Mas, essa transformação não é uma obra que faremos sozinhos. Deus quer nos preparar e transformar pouco a pouco até chegar a maturidade e estar prontos para a transfiguração da qual fala São Paulo. O objetivo da Igreja, do Instituto Católico de Liderança e de todas as coisas que Deus colocou aqui é justamente transformar cada um de nós na melhor versão de nós mesmos.

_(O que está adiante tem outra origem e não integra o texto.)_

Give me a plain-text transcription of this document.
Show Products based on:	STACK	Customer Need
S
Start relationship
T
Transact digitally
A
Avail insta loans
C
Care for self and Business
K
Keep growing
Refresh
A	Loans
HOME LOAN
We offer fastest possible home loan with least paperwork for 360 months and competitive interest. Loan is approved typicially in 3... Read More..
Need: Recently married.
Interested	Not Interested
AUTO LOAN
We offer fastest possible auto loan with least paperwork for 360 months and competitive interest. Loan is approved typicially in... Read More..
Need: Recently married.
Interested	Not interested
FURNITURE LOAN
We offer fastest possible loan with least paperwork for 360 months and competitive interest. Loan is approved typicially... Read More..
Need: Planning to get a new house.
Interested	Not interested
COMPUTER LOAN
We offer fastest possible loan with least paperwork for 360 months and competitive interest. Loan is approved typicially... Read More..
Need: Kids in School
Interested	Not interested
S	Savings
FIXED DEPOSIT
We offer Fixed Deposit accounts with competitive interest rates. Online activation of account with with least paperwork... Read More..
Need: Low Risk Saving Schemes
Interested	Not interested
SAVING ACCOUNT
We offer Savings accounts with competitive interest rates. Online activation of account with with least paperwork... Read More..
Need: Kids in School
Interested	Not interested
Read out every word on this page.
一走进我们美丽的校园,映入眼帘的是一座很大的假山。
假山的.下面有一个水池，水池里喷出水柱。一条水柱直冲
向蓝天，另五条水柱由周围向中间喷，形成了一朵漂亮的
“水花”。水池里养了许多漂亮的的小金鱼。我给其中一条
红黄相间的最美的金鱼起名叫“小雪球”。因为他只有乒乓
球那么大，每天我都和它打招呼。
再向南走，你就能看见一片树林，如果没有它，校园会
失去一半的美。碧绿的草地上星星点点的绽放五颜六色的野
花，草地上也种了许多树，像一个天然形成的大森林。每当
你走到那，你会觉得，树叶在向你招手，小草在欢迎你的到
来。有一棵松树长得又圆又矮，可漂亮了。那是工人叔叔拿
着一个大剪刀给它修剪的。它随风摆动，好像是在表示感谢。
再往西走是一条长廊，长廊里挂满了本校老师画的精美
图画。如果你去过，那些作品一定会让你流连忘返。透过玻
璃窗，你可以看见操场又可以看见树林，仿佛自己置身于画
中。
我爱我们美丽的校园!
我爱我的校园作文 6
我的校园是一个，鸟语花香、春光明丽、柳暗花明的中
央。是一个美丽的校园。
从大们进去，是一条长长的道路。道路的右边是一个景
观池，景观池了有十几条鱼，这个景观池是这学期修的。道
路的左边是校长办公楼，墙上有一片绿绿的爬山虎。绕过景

Na verdade, trata-se exatamente de progredir na maturidade espiritual para alcançar a plenitude que Deus reservou para nós. Por isso, muitas vezes, pedimos diversas coisas para Deus, mas parece que Ele não nos ouve. É porque Deus quer que sejamos santos e usa as circunstâncias que o pecado original causou no mundo para que nos fortaleçamos e alcancemos essa maturidade.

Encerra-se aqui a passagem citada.